Cyclic voltammetry and potentiodynamic polarization studies of chalcopyrite concentrate in glycine medium

Cyclic voltammetry and potentiodynamic polarization analyses were utilized to investigate the mechanism and kinetics of glycine leaching reactions for chalcopyrite. The effects of pH (9-12), temperature (30-90 degrees C) and glycine concentration (0-2 mol/L) on corrosion current density, corrosion potential and cyclic voltammograms were investigated using chalcopyrite concentrate-carbon paste electrodes. Results showed that an increase in the glycine concentration from 0 to 2 mol/L led to an increased oxidation peak current density. Under the same conditions, corrosion current density was found to change from approximately 28 to 89 mu A/cm(2), whereas corrosion potential was decreased from -80 to -130 mV. Elevated temperatures enhanced the measured current densities up to 60 degrees C; however, above this level, current density was observed to decrease. A similar current density behavior was determined with pH. A pH change from 9 to 10.5 resulted in an increase in current density and pH higher than 10.5 gave rise to a reduced current density.

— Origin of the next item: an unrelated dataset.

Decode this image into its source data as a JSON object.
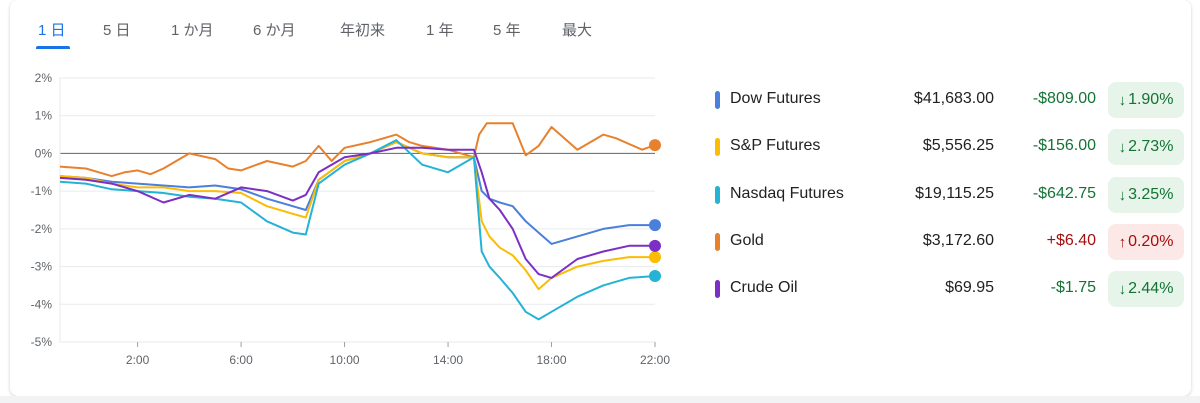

In addition, the thermodynamic stability of copper and iron oxides was found to increase at higher temperatures.

Automated summary

The mechanism and kinetics of glycine leaching reactions for chalcopyrite were investigated using cyclic voltammetry and potentiodynamic polarization analyses. Factors such as pH, temperature, and glycine concentration were found to affect corrosion current density, corrosion potential, and cyclic voltammograms. Increasing glycine concentration led to higher oxidation peak current density, while elevated temperatures initially increased measured current densities before causing a decrease. pH changes also had a significant impact on current density behavior.